U.S. Sen. Chuck Grassley, R-Iowa, is once again looking to close what he believes are loopholes that have allowed a small portion of farm operations to exploit farm payments.
The Grassley proposal, which he plans to introduce later this week under the name “The Rural American Preservation Act,” would place a $125,000 cap on farm payments for individuals and a $250,000 cap for married couples. He told reporters Tuesday that it is similar to proposals he’s made in the past and something in which he continues to strongly believe.
The bill, he said, would lower caps on direct payments to $20,000 (currently $40,000) and on counter-cyclical payments to $30,000 (currently $65,000). Under current law this is no effective cap on what one farmer can receive from the farm program, but Grassley’s proposal would set a $75,000 limit per farmer from loan deficiency and marketing loan gains.

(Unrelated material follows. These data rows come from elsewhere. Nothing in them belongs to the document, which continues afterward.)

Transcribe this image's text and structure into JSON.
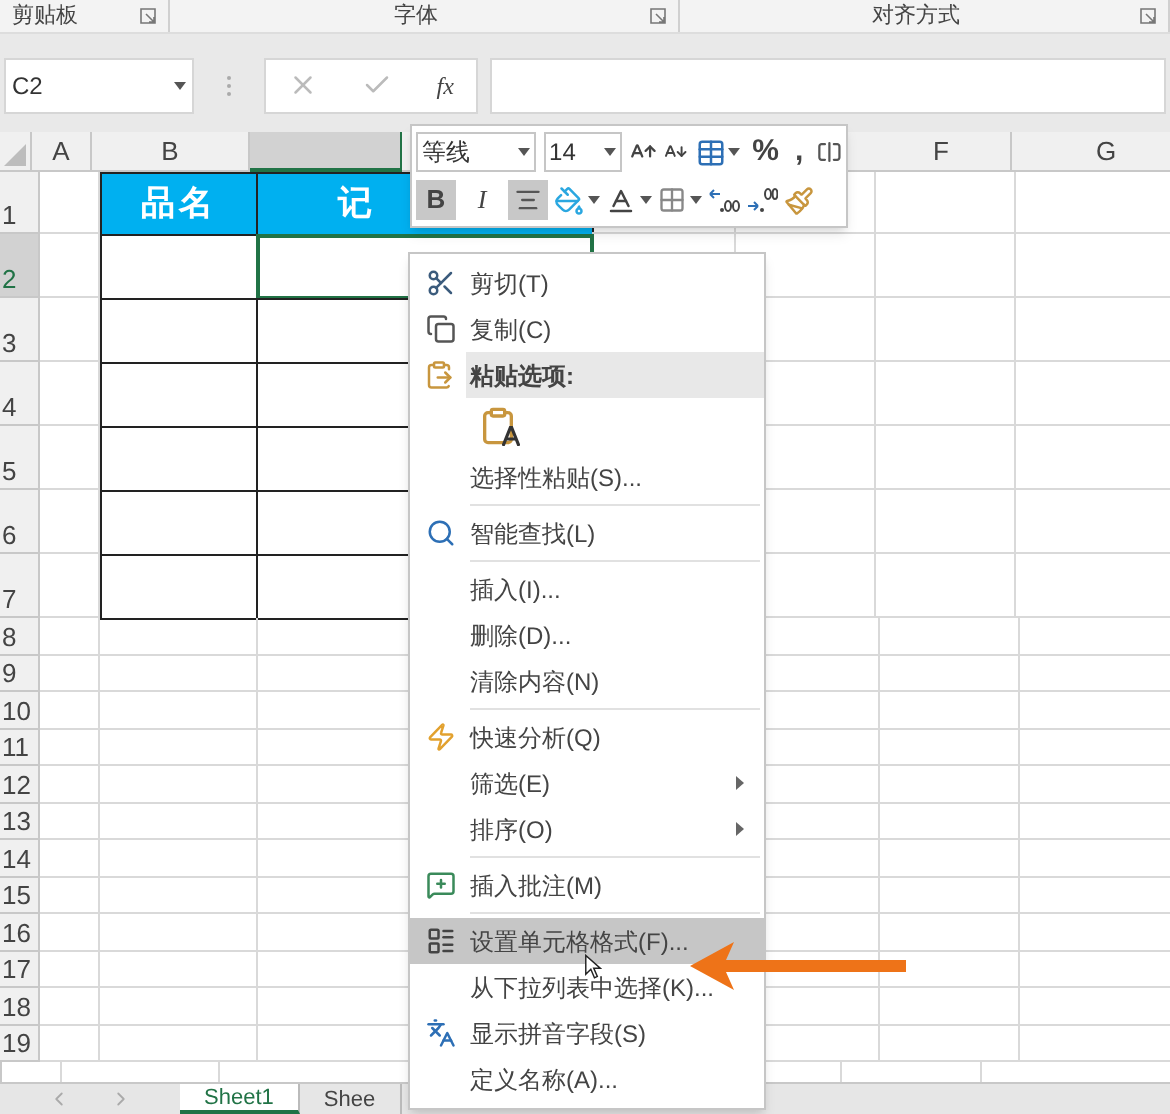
{
  "ribbon_groups": [
    {
      "label": "剪贴板"
    },
    {
      "label": "字体"
    },
    {
      "label": "对齐方式"
    }
  ],
  "name_box": {
    "value": "C2"
  },
  "formula_bar": {
    "fx_label": "fx"
  },
  "column_headers": [
    {
      "label": "A",
      "selected": false
    },
    {
      "label": "B",
      "selected": false
    },
    {
      "selected": true
    },
    {
      "label": "F",
      "selected": false
    },
    {
      "label": "G",
      "selected": false
    }
  ],
  "row_headers": [
    {
      "label": "1",
      "selected": false
    },
    {
      "label": "2",
      "selected": true
    },
    {
      "label": "3",
      "selected": false
    },
    {
      "label": "4",
      "selected": false
    },
    {
      "label": "5",
      "selected": false
    },
    {
      "label": "6",
      "selected": false
    },
    {
      "label": "7",
      "selected": false
    },
    {
      "label": "8",
      "selected": false
    },
    {
      "label": "9",
      "selected": false
    },
    {
      "label": "10",
      "selected": false
    },
    {
      "label": "11",
      "selected": false
    },
    {
      "label": "12",
      "selected": false
    },
    {
      "label": "13",
      "selected": false
    },
    {
      "label": "14",
      "selected": false
    },
    {
      "label": "15",
      "selected": false
    },
    {
      "label": "16",
      "selected": false
    },
    {
      "label": "17",
      "selected": false
    },
    {
      "label": "18",
      "selected": false
    },
    {
      "label": "19",
      "selected": false
    }
  ],
  "table": {
    "headers": [
      "品名",
      "记"
    ]
  },
  "mini_toolbar": {
    "font": "等线",
    "size": "14",
    "row_1": [
      {
        "kind": "grow-font"
      },
      {
        "kind": "shrink-font"
      },
      {
        "kind": "cell-style"
      },
      {
        "kind": "text",
        "label": "%"
      },
      {
        "kind": "text",
        "label": ","
      },
      {
        "kind": "wrap"
      }
    ],
    "row_2": [
      {
        "kind": "toggle",
        "label": "B",
        "selected": true
      },
      {
        "kind": "toggle-italic",
        "label": "I",
        "selected": false
      },
      {
        "kind": "toggle-align",
        "selected": true
      },
      {
        "kind": "fill"
      },
      {
        "kind": "font-color"
      },
      {
        "kind": "borders"
      },
      {
        "kind": "add-decimal"
      },
      {
        "kind": "remove-decimal"
      },
      {
        "kind": "painter"
      }
    ]
  },
  "context_menu": [
    {
      "kind": "item",
      "label": "剪切(T)",
      "selected": false,
      "submenu": false
    },
    {
      "kind": "item",
      "label": "复制(C)",
      "selected": false,
      "submenu": false
    },
    {
      "kind": "header",
      "label": "粘贴选项:"
    },
    {
      "kind": "paste-icon"
    },
    {
      "kind": "item",
      "label": "选择性粘贴(S)...",
      "selected": false,
      "submenu": false
    },
    {
      "kind": "separator"
    },
    {
      "kind": "item",
      "label": "智能查找(L)",
      "selected": false,
      "submenu": false
    },
    {
      "kind": "separator"
    },
    {
      "kind": "item",
      "label": "插入(I)...",
      "selected": false,
      "submenu": false
    },
    {
      "kind": "item",
      "label": "删除(D)...",
      "selected": false,
      "submenu": false
    },
    {
      "kind": "item",
      "label": "清除内容(N)",
      "selected": false,
      "submenu": false
    },
    {
      "kind": "separator"
    },
    {
      "kind": "item",
      "label": "快速分析(Q)",
      "selected": false,
      "submenu": false
    },
    {
      "kind": "item",
      "label": "筛选(E)",
      "selected": false,
      "submenu": true
    },
    {
      "kind": "item",
      "label": "排序(O)",
      "selected": false,
      "submenu": true
    },
    {
      "kind": "separator"
    },
    {
      "kind": "item",
      "label": "插入批注(M)",
      "selected": false,
      "submenu": false
    },
    {
      "kind": "separator"
    },
    {
      "kind": "item",
      "label": "设置单元格格式(F)...",
      "selected": true,
      "submenu": false
    },
    {
      "kind": "item",
      "label": "从下拉列表中选择(K)...",
      "selected": false,
      "submenu": false
    },
    {
      "kind": "item",
      "label": "显示拼音字段(S)",
      "selected": false,
      "submenu": false
    },
    {
      "kind": "item",
      "label": "定义名称(A)...",
      "selected": false,
      "submenu": false
    }
  ],
  "sheet_tabs": [
    {
      "label": "Sheet1",
      "selected": true
    },
    {
      "label": "Shee",
      "selected": false
    }
  ]
}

“Under current law, a relatively small number of large farming operations take home a disproportionate chunk of money paid out of the farm program,” Grassley said. “I have argued for years that this system does not channel the dollars to small- and medium-sized farmers who need it the most and [who are] the very basis of our farm safety net program.”
Roughly three or four years ago, the Republican noted, 10 percent of the nation’s largest farming operations were given between two-thirds and 70 percent of all farm program funds.
“Farm payments, as I have indicated, are intended to help farmers get through rough patches that are out of their control — and obviously that much more difficult for smaller- and medium-sized farmers than it is for that 10 percent,” he said.
“But throughout the years, some people have exploited loopholes in the law. So, in addition, I’ve included a provision in this bill to set a measurable standard by which the [U.S. Department of Agriculture] can determine if someone is truly engaged in farming. If someone doesn’t meet that standard, they won’t be eligible for farm program payments.”
Grassley said the government should not be in the business of “subsidizing big farmers getting bigger and driving up the costs of farm land and cash rents so that younger, beginning farmers can’t get started.”
Grassley notes that the current climate of budget cuts in Washington, D.C. may help his bill, but quickly added that he would have made this proposal regardless of the current budget situation.